This might even be a new issue also causing a Xid 13.

All others Xid 13 in this thread had in common they where caused by CTX SWITCH TIMEOUT and an Illegal Instruction Parameter

The shown Unity issue is a more general Graphics Exception it seems to me.

@Vortex_Acherontic

In my case, the error is extremely general, in that it happens apparently randomly during the use of any app, or even idle, with a slight bias toward it occurring while video is playing (either in browser or a media player). My laptop is very new, with a very new GPU, which might explain why Xid 109 is occurring so much for me despite not using Proton.

I had general big problems with Linux on this machine (which apparently is common for new hardware), most of which have been cleared up by BIOS updates. All that remains is lack of S3 suspend and this broken nVIdia driver.

I was hoping that my anomalous sample point might aid the devs in sniffing out a cause, but the radio silence continues…

Looks like a new version is out …

I think this wording is incorrect: “Fix is only available in driver 520.56.06 so far.” There’s no fix because this driver had been released before (October 12, 2022) the bug was reported (November 26, 2022). As such, no fix exists because it’s a regression that has not been fixed so there’s nothing to incorporate into the current releases.

1 Like

see Multiple CUDA/RTX/Vulkan application crashing with Xid (13,109) errors - #46 by amrits

The problem is that no fix exists (unless time travel has been invented), neither in the old version nor in any of the new ones. The version that works does so not because it has some sort of a fix, but because it doesn’t have the regression that causes this issue. It might be a nitpick but I think it’s important to keep expectations in check. People here might think the fix simply needs to be integrated in a newer driver version but in fact the issue needs to be identified first which can take significantly more time.

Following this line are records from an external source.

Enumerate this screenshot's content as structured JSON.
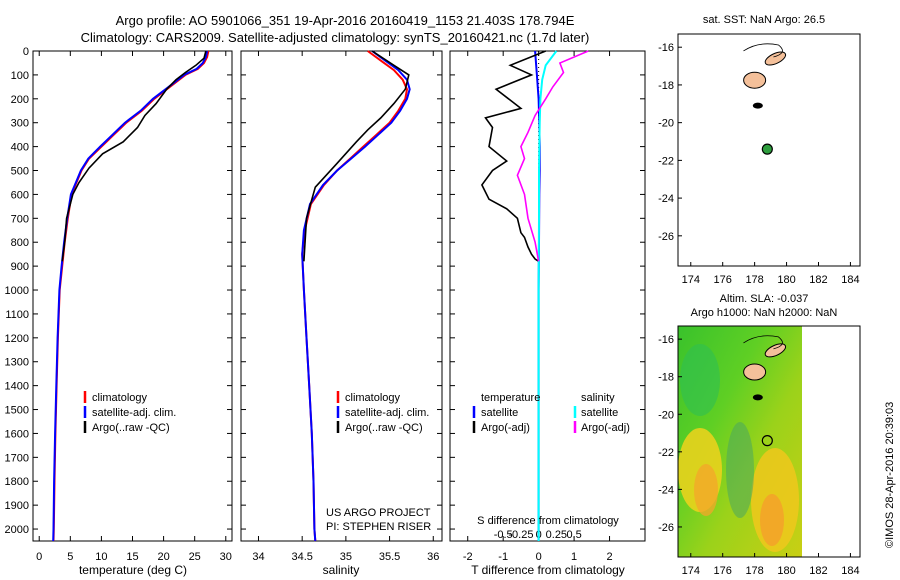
{
  "titles": {
    "line1": "Argo profile: AO 5901066_351 19-Apr-2016 20160419_1153 21.403S 178.794E",
    "line2": "Climatology: CARS2009. Satellite-adjusted climatology: synTS_20160421.nc (1.7d later)"
  },
  "watermark": "©IMOS 28-Apr-2016 20:39:03",
  "project_text": {
    "line1": "US ARGO PROJECT",
    "line2": "PI: STEPHEN RISER"
  },
  "legend_main": [
    "climatology",
    "satellite-adj. clim.",
    "Argo(..raw -QC)"
  ],
  "legend_diff": {
    "temperature_heading": "temperature",
    "salinity_heading": "salinity",
    "satellite": "satellite",
    "argo": "Argo(-adj)"
  },
  "diff_top_label": "S difference from climatology",
  "map_titles": {
    "sst": "sat. SST: NaN Argo: 26.5",
    "sla_line1": "Altim. SLA: -0.037",
    "sla_line2": "Argo h1000: NaN h2000: NaN"
  },
  "colors": {
    "climatology": "#ff0000",
    "satellite": "#0000ff",
    "argo": "#000000",
    "salinity_satellite": "#00ffff",
    "salinity_argo": "#ff00ff",
    "land": "#f4c09a",
    "float_marker": "#2e9e3e"
  },
  "chart_data": [
    {
      "type": "line",
      "panel": "temperature",
      "xlabel": "temperature (deg C)",
      "ylabel": "",
      "xlim": [
        -1,
        31
      ],
      "ylim": [
        2050,
        0
      ],
      "x_ticks": [
        0,
        5,
        10,
        15,
        20,
        25,
        30
      ],
      "y_ticks": [
        0,
        100,
        200,
        300,
        400,
        500,
        600,
        700,
        800,
        900,
        1000,
        1100,
        1200,
        1300,
        1400,
        1500,
        1600,
        1700,
        1800,
        1900,
        2000
      ],
      "series": [
        {
          "name": "climatology",
          "x": [
            27.2,
            27.0,
            26.5,
            25.5,
            23.5,
            21,
            18.5,
            16.5,
            14,
            12,
            10,
            8,
            6.8,
            6,
            5.2,
            4.6,
            4.1,
            3.7,
            3.3,
            3.0,
            2.8,
            2.6,
            2.45,
            2.35,
            2.3
          ],
          "y": [
            0,
            25,
            50,
            75,
            100,
            150,
            200,
            250,
            300,
            350,
            400,
            450,
            500,
            550,
            600,
            700,
            800,
            900,
            1000,
            1200,
            1400,
            1600,
            1800,
            2000,
            2050
          ]
        },
        {
          "name": "satellite-adj. clim.",
          "x": [
            27.0,
            26.8,
            26.3,
            25.3,
            23.3,
            20.8,
            18.3,
            16.3,
            13.8,
            11.8,
            9.8,
            7.9,
            6.7,
            5.9,
            5.1,
            4.5,
            4.0,
            3.6,
            3.25,
            2.95,
            2.75,
            2.55,
            2.4,
            2.3,
            2.25
          ],
          "y": [
            0,
            25,
            50,
            75,
            100,
            150,
            200,
            250,
            300,
            350,
            400,
            450,
            500,
            550,
            600,
            700,
            800,
            900,
            1000,
            1200,
            1400,
            1600,
            1800,
            2000,
            2050
          ]
        },
        {
          "name": "Argo(..raw -QC)",
          "x": [
            26.8,
            26.5,
            25.2,
            23.5,
            22.0,
            20.5,
            18.8,
            17.0,
            15.8,
            13.5,
            10.2,
            8.0,
            6.4,
            5.4,
            4.9,
            4.4,
            4.1,
            3.7
          ],
          "y": [
            0,
            30,
            60,
            90,
            120,
            160,
            220,
            270,
            320,
            380,
            430,
            490,
            550,
            600,
            650,
            700,
            800,
            880
          ]
        }
      ]
    },
    {
      "type": "line",
      "panel": "salinity",
      "xlabel": "salinity",
      "xlim": [
        33.8,
        36.1
      ],
      "ylim": [
        2050,
        0
      ],
      "x_ticks": [
        34,
        34.5,
        35,
        35.5,
        36
      ],
      "series": [
        {
          "name": "climatology",
          "x": [
            35.25,
            35.4,
            35.55,
            35.65,
            35.7,
            35.68,
            35.6,
            35.5,
            35.35,
            35.2,
            35.05,
            34.9,
            34.75,
            34.6,
            34.53,
            34.5,
            34.52,
            34.55,
            34.58,
            34.61,
            34.63,
            34.64,
            34.65
          ],
          "y": [
            0,
            40,
            80,
            120,
            160,
            200,
            250,
            300,
            350,
            400,
            450,
            500,
            560,
            640,
            750,
            850,
            1000,
            1200,
            1400,
            1600,
            1800,
            2000,
            2050
          ]
        },
        {
          "name": "satellite-adj. clim.",
          "x": [
            35.3,
            35.45,
            35.6,
            35.7,
            35.73,
            35.7,
            35.62,
            35.52,
            35.37,
            35.22,
            35.06,
            34.9,
            34.74,
            34.59,
            34.52,
            34.5,
            34.52,
            34.55,
            34.58,
            34.61,
            34.63,
            34.64,
            34.65
          ],
          "y": [
            0,
            40,
            80,
            120,
            160,
            200,
            250,
            300,
            350,
            400,
            450,
            500,
            560,
            640,
            750,
            850,
            1000,
            1200,
            1400,
            1600,
            1800,
            2000,
            2050
          ]
        },
        {
          "name": "Argo(..raw -QC)",
          "x": [
            35.3,
            35.55,
            35.72,
            35.68,
            35.55,
            35.4,
            35.25,
            35.12,
            34.9,
            34.65,
            34.55,
            34.52
          ],
          "y": [
            0,
            60,
            100,
            160,
            220,
            280,
            330,
            380,
            470,
            570,
            700,
            880
          ]
        }
      ]
    },
    {
      "type": "line",
      "panel": "difference",
      "xlabel": "T difference from climatology",
      "top_label": "S difference from climatology",
      "xlim": [
        -2.5,
        3.0
      ],
      "ylim": [
        2050,
        0
      ],
      "x_ticks_T": [
        -2,
        -1,
        0,
        1,
        2
      ],
      "x_ticks_S": [
        -0.5,
        -0.25,
        0,
        0.25,
        0.5
      ],
      "series": [
        {
          "name": "satellite",
          "x": [
            -0.1,
            -0.05,
            0.0,
            0.02,
            0.03,
            0.03,
            0.02,
            0.01,
            0.0,
            0.0,
            0.0
          ],
          "y": [
            0,
            100,
            200,
            300,
            400,
            500,
            600,
            800,
            1000,
            1500,
            2050
          ]
        },
        {
          "name": "Argo(-adj)",
          "x": [
            0.2,
            -0.8,
            -0.2,
            -1.2,
            -0.5,
            -1.5,
            -1.3,
            -1.4,
            -0.9,
            -1.3,
            -1.6,
            -1.4,
            -0.9,
            -0.6,
            -0.5,
            -0.4,
            -0.3,
            -0.2,
            -0.1,
            0.0
          ],
          "y": [
            0,
            60,
            100,
            160,
            240,
            280,
            320,
            400,
            460,
            500,
            560,
            620,
            660,
            700,
            760,
            780,
            820,
            850,
            870,
            880
          ]
        },
        {
          "name": "salinity satellite",
          "x": [
            0.5,
            0.2,
            0.1,
            0.05,
            0.03,
            0.02,
            0.01,
            0.01,
            0.0,
            0.0,
            0.0
          ],
          "y": [
            0,
            60,
            120,
            200,
            300,
            400,
            500,
            700,
            1000,
            1500,
            2050
          ]
        },
        {
          "name": "salinity Argo(-adj)",
          "x": [
            1.4,
            0.6,
            0.7,
            0.4,
            0.2,
            -0.1,
            -0.3,
            -0.5,
            -0.4,
            -0.6,
            -0.4,
            -0.3,
            -0.1,
            0.0
          ],
          "y": [
            0,
            50,
            90,
            150,
            200,
            270,
            340,
            400,
            450,
            520,
            600,
            700,
            800,
            880
          ]
        }
      ]
    },
    {
      "type": "scatter",
      "panel": "map_sst",
      "title": "sat. SST: NaN Argo: 26.5",
      "xlim": [
        173.2,
        184.6
      ],
      "ylim": [
        -27.6,
        -15.3
      ],
      "x_ticks": [
        174,
        176,
        178,
        180,
        182,
        184
      ],
      "y_ticks": [
        -16,
        -18,
        -20,
        -22,
        -24,
        -26
      ],
      "points": [
        {
          "lon": 178.794,
          "lat": -21.403
        }
      ]
    },
    {
      "type": "heatmap",
      "panel": "map_sla",
      "title": "Altim. SLA: -0.037 / Argo h1000: NaN h2000: NaN",
      "xlim": [
        173.2,
        184.6
      ],
      "ylim": [
        -27.6,
        -15.3
      ],
      "x_ticks": [
        174,
        176,
        178,
        180,
        182,
        184
      ],
      "y_ticks": [
        -16,
        -18,
        -20,
        -22,
        -24,
        -26
      ],
      "data_extent_lon": [
        173.2,
        180.0
      ],
      "points": [
        {
          "lon": 178.794,
          "lat": -21.403
        }
      ]
    }
  ]
}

so you do not think his statemenet here

is correct ?

As I said, it’s poorly worded. The older version working != fix available, you can’t fix the issue before it has been even reported and known. I might not know something of course, but if some issue appears after a certain version it’s usually called an unfixed regression and not “fix available in the older version”. If you break things you don’t usually say that things are fixed before that moment you broke them.

I agree with you. Poorly worded. Maybe it was introduced with 525 and later. Who knows. Then it is not fixed in older versions either

@amrits May I ask for an update on the situation? I think it’s fair to say, that this issue is rather disruptive.
I would greatly appreciate it.